Pasca pelaksanaan pemilu serentak 2019, masyarakat
Aceh langsung menuju persiapan
penyambutan bulan suci ramadhan, masyarakat
melakukan berbagai tradisi penyambutan, mulai hari meugang seterusnya menyemarakkan dengan berbagai aktivitas keagamaan lainnya di malam hari.
Setelah satu
bulan melaksanakan ibadah puasa, akhirnya semua umat
muslim dengan setia menunggu keluarnya cahaya Idul fitri dari ufuk timur,
cahaya kegembiraan dan kemenangan, cahaya impian bagi umat muslim setelah sebulan penuh menikmati berbagai
keberkahan ramadhan.
Tibanya bulan Syawal
pertanda hadirnya cahaya Idul
fitri, menyambut datangya Idul Fitri masyarakat
Aceh menyambutnya dengan berbagai macam tradisi, seperti Mak meugang, kemudian
tabuhan beduk (Tambo) dari meunasah atau mesjid, malamnya mengumandangkan takbir, tahmid dan berbagai
macam kegembiraan yang penuh syari’ lainnya, sebagai ungkapan rasa syukur
kepada Allah SWT atas kemenangan
yang dicapai setelah menjalankan
ibadah puasa satu bulan penuh
Hari raya Idul Fitri merupakan puncak setelah pelaksanaan ibadah puasa ramadhan, penyambutan
penuh kegembiraan karena telah berhasil melewati tiga fase dalam
melaksanakan ibadah ramadhan, fase sepuluh awal sebagai “rahmah”,
kemudian fase sepuluh di pertengahan
sebagai “maghfirah” dan ketiga fase Itqun Minan nar, sehingga semua umat
islam khususnya yang melaksanakan ibadah puasa, sangat berhak merayakan kegembiraan Idul fitri,
Idul Fitri memiliki makna yang berkaitan
erat dengan tujuan yang diraih seorang muslim yaitu Itqun Minan nar ( manusia
yang bertaqwa).
Pasca ramadhan
muncullah bulan syawal, hadirnya bulan syawal untuk membawa kemenangan bagi yang sukses menjalankan ibadah puasa ramadhan.
Syawal adalah bulan kembalinya umat Islam kepada fitrahnya, diampuni semua
dosanya, bulan ini merupakan lambang kemenangan umat Islam di kancah peperangan
melawan musuh besar hawa nafsu.

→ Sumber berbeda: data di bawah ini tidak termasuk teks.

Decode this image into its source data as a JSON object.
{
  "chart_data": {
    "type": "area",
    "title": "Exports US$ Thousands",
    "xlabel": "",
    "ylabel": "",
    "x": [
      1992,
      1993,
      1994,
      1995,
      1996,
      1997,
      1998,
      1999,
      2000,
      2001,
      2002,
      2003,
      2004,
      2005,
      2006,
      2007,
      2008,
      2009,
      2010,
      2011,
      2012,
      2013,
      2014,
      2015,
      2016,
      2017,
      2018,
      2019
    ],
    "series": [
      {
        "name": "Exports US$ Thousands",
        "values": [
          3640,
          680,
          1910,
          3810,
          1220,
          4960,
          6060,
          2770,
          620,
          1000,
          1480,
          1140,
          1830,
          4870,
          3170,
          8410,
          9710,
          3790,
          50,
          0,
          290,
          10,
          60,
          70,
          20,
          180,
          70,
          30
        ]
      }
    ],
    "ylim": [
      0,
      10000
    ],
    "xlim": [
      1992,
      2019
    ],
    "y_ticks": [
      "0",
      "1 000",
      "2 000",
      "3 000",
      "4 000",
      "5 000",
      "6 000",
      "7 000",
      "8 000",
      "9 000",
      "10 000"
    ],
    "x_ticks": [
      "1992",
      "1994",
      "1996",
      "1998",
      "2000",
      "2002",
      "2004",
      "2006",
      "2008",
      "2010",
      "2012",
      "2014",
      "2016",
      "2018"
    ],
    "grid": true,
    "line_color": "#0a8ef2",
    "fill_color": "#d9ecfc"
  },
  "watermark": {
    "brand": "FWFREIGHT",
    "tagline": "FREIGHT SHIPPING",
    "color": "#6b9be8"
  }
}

Kehadiran
bulan syawal bagi seorang muslim, ibarat terlahir kembali sebagai manusia yang bersih
dan fitrah, maka pribadi yang sukses melaksanakan berbagai perintah di bulan
ramadhan di akhiri dengan menunaikan zakat fitrah, menjadi suci kembali seperti
bayi yang baru dilahirkan.
Jadi makna Idul Fitri, kembalinya kita
kepada keadaan fitrah (suci), atau bebas
dari segala dosa dan noda, untuk
melihat kesuksesan, apakah seseorang telah masuk golongan yang fitrah, tentunya
sangat tergantung pada perubahan perilaku kesehariannya
setelah menunaikan ibadah puasa, dengan
menunjukkan peningkatan kualitas iman
dan takwa kepada Allah, yang lebih baik dari sebelumnya.
Apabila
perilaku dan ciri kesucian atau fitrah tidak muncul pada diri seorang muslim, berarti
aktivitas keagamaan yang dilaksanakan sebulan
penuh di bulan ramadhan, belum mampu menjadikan derajat pribadinya meningkat kepada kualitas fitrah sesuai harapan pelaksanaan ibadah puasa, maka
pribadi tersebut bisa dinyatakan tidak lulus (belum berhasil) menyandang titel
fitrah.
Apabila semuanya sudah fitrah atau berkualitas, maka
bulan Syawal dapat menjadi momentum evaluasi atau cermin bagi kita dan seluruh masyarakat,
untuk melihat berbagai hal yang telah
kita lakukan, baik sebelum, saat ramadhan
bahkan program setelah ramadhan.
Momentum bulan Syawal, dimana kita di Aceh dan seluruh masyarakat di Indonesia baru saja
menyelesaiakan pelaksanaan pemilihan umum, baik
pemilihan presiden, legislatif dan DPD, maka di bulan penuh berkah ini, dapat dijadikan momentum
untuk mengevaluasi secara khusus,
berbagai hal yang telah kita lakukan baik sebelum pemilu, saat kampanye
maupun pasca pemilihan.
Di Aceh dengan 20 partai peserta pemilu,
ribuan peserta calon legislatif,
ditambah puluhan anggota DPD dan dua pasangan calon pilpres, mereka bertarung berbagai ragam taktik, tingkah dan pesona timses serta
simpatisan, sehingga telah membuat cahaya persaudaraan dikalangan masyarakat sedikit
meredup, bahkan hampir menyentuh titik perpisahan dan pertikaian yang mengkhawatirkan.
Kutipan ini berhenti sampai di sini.